The process.release property returns an Object containing metadata related to the current release, including URLs for the source tarball and headers-only tarball.

process.release contains the following properties:

  • name <String> A value that will always be 'node' for Node.js. For legacy io.js releases, this will be 'io.js'.
  • sourceUrl <String> an absolute URL pointing to a _.tar.gz_ file containing the source code of the current release.
  • headersUrl<String> an absolute URL pointing to a _.tar.gz_ file containing only the source header files for the current release. This file is significantly smaller than the full source file and can be used for compiling Node.js native add-ons.
  • libUrl <String> an absolute URL pointing to a _node.lib_ file matching the architecture and version of the current release. This file is used for compiling Node.js native add-ons. This property is only present on Windows builds of Node.js and will be missing on all other platforms.
  • lts <String> a string label identifying the [LTS][] label for this release.

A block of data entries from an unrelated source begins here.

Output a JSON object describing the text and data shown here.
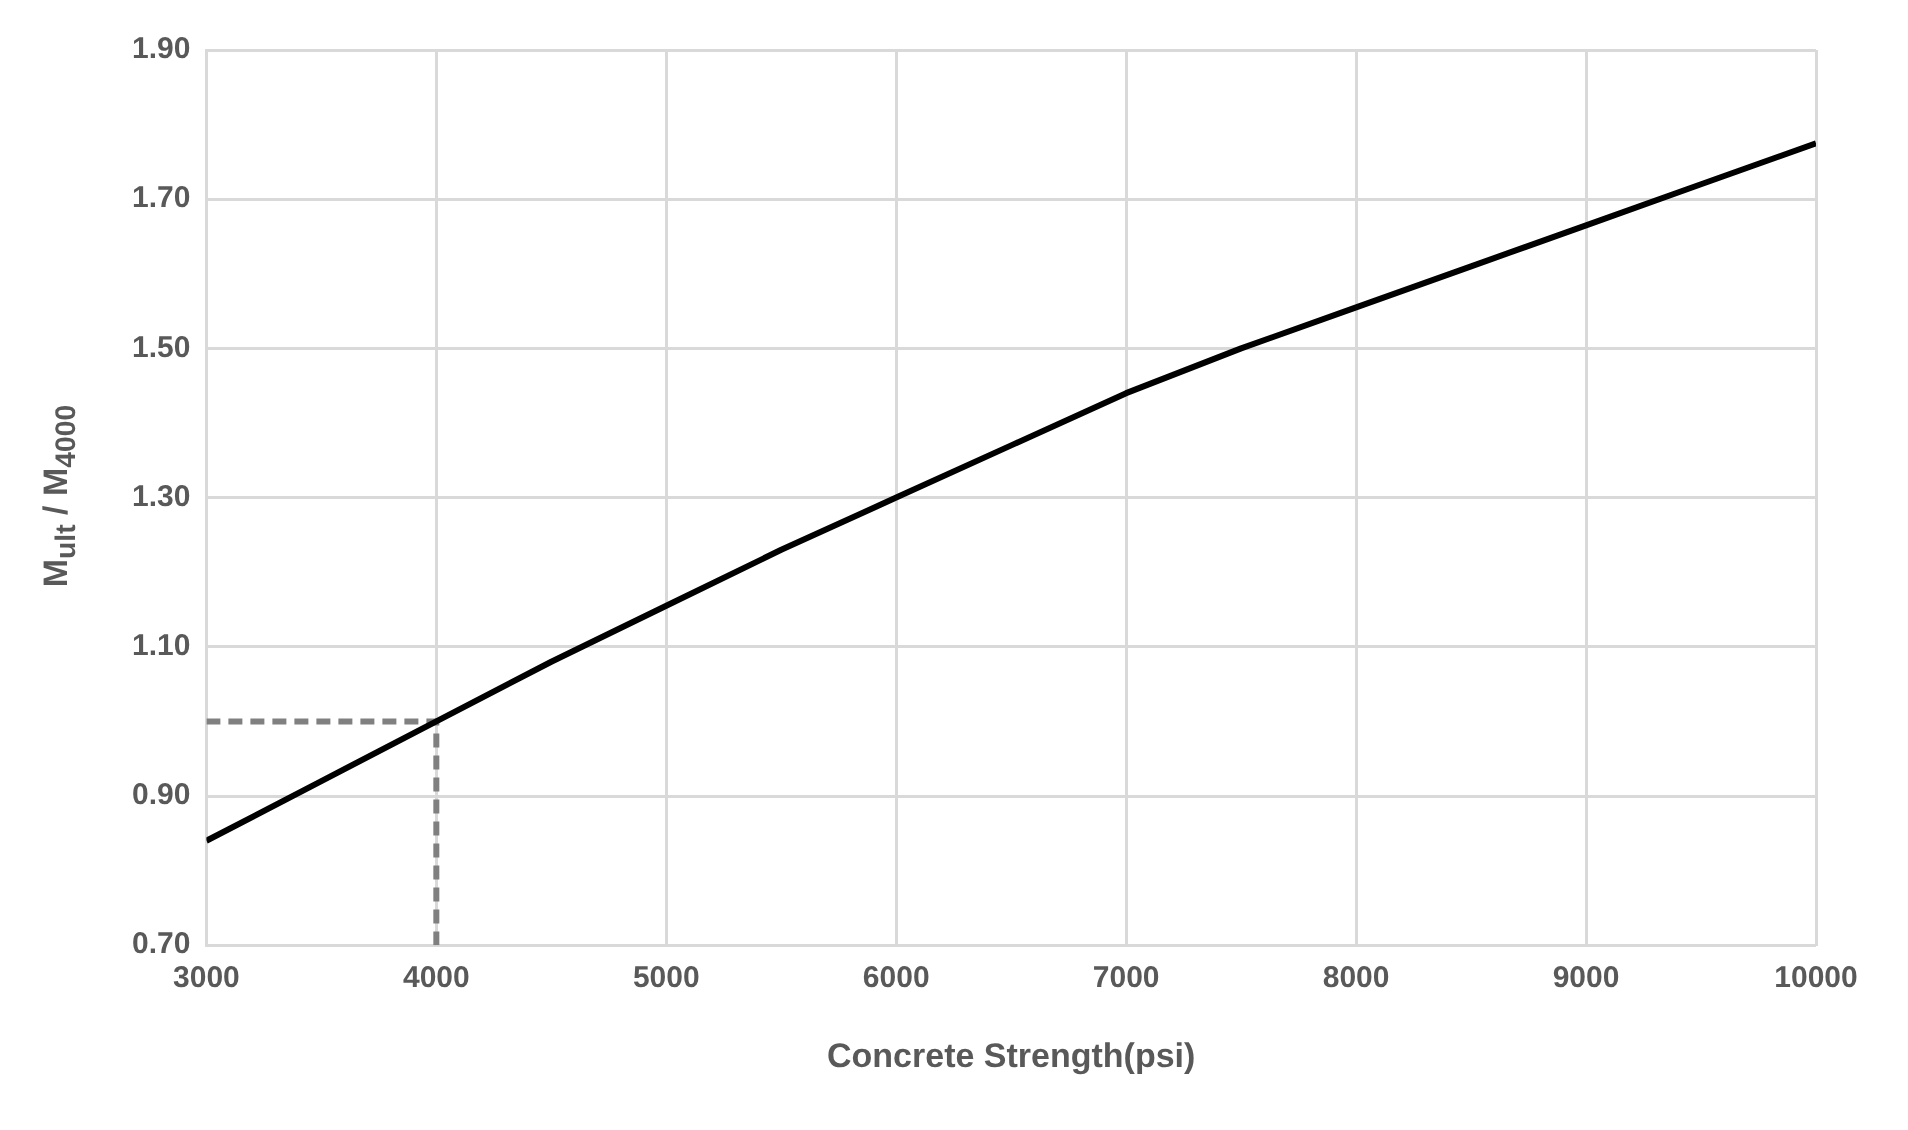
{
  "chart_data": {
    "type": "line",
    "xlabel": "Concrete Strength(psi)",
    "ylabel": "M$_{ult}$ / M$_{4000}$",
    "xlim": [
      3000,
      10000
    ],
    "xticks": [
      3000,
      4000,
      5000,
      6000,
      7000,
      8000,
      9000,
      10000
    ],
    "ylim": [
      0.7,
      1.9
    ],
    "yticks": [
      {
        "value": 0.7,
        "label": "0.70"
      },
      {
        "value": 0.9,
        "label": "0.90"
      },
      {
        "value": 1.1,
        "label": "1.10"
      },
      {
        "value": 1.3,
        "label": "1.30"
      },
      {
        "value": 1.5,
        "label": "1.50"
      },
      {
        "value": 1.7,
        "label": "1.70"
      },
      {
        "value": 1.9,
        "label": "1.90"
      }
    ],
    "grid": true,
    "legend": false,
    "marker": "none",
    "series": [
      {
        "color": "#000000",
        "line_style": "solid",
        "x": [
          3000,
          3500,
          4000,
          4500,
          5000,
          5500,
          6000,
          6500,
          7000,
          7500,
          8000,
          8500,
          9000,
          9500,
          10000
        ],
        "values": [
          0.84,
          0.92,
          1.0,
          1.08,
          1.155,
          1.23,
          1.3,
          1.37,
          1.44,
          1.5,
          1.555,
          1.61,
          1.665,
          1.72,
          1.775
        ]
      },
      {
        "color": "#808080",
        "line_style": "dashed",
        "x": [
          3000,
          4000,
          4000
        ],
        "values": [
          1.0,
          1.0,
          0.7
        ]
      }
    ]
  }
}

If the Node.js release is not an LTS release, this will be undefined.

For example:

{
  name: 'node',
  lts: 'Argon',
  sourceUrl: 'https://nodejs.org/download/release/v4.4.5/node-v4.4.5.tar.gz',
  headersUrl: 'https://nodejs.org/download/release/v4.4.5/node-v4.4.5-headers.tar.gz',
  libUrl: 'https://nodejs.org/download/release/v4.4.5/win-x64/node.lib'
}

In custom builds from non-release versions of the source tree, only the name property may be present. The additional properties should not be relied upon to exist.

process.send(message[, sendHandle[, options]][, callback])#

If Node.js is spawned with an IPC channel, the process.send() method can be used to send messages to the parent process. Messages will be received as a 'message' event on the parent's ChildProcess object.

If Node.js was not spawned with an IPC channel, process.send() will be undefined.